I gave a seminar for a whole year in 1953, and then again in 54, -55, and quite a few of known composers known nowadays as known composers were in the seminar, and everyone had to make a version of PLUS MINUS. It was a great choice, and yet every choice one had to make finally became the best result for every realizer, though we were discussing certain results written out, then [
] would discuss if one version would not be much better than the other one, and this is still the case nowadays. You have heard PIANO PIECE XI yesterday, and the interpreters even begin to understand that certain interpretations are more
how can I say
more balanced, in dynamics etcetera. Thats why I have always suggested to pianists, id they would agree not to just look at the page and play anything they see, in any order, but to
after a long time of studying it this way, to make versions, so what, for example, Benjamin [Kobler] played last night, is a version he wrote, and I said to him: Benjamin, are you playing the same version like in Weingarten a year ago?, and he said: No, no, no, Ive made a new version!

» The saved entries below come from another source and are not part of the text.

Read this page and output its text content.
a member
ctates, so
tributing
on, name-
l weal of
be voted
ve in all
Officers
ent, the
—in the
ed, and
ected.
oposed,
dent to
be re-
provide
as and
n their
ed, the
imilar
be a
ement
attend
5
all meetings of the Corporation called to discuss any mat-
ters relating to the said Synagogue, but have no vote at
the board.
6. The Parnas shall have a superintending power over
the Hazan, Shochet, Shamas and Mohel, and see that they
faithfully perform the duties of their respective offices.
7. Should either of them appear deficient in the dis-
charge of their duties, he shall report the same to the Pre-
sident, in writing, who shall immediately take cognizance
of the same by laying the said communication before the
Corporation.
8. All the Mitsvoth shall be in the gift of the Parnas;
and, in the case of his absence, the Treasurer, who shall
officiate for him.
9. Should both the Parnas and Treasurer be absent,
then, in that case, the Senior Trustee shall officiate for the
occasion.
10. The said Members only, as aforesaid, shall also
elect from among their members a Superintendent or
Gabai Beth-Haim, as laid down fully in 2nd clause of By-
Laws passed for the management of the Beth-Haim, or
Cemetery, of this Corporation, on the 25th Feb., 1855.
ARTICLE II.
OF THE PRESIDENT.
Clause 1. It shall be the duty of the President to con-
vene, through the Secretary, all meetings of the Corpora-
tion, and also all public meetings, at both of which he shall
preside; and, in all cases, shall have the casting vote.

but I like that, so there are inumerable versions, and yet, once a pianist is free, not to express himself, but to find a good solution for the combination of elements, then there is no reason not to let him make a fixed version, because he does not look for a version which looks all for the elements of PIANO PIECE XI which lead up to an enormous crescendo at the end, with a big bang at the end, because this was what I was afraid of, when I said: Look at the page without any intentions of making certain effects, and for most of the interpreters, this is still quite a problem, to be objective enough, and to have judgement on a good form, [an] organic form, balanced form, without thinking of how much impression they would make personally, and that is the reason why such a determinate performance are in most of the cases better than performances which are very open. You know that from many compositions of other composers. The interpretations, in most of the cases, are very fragile.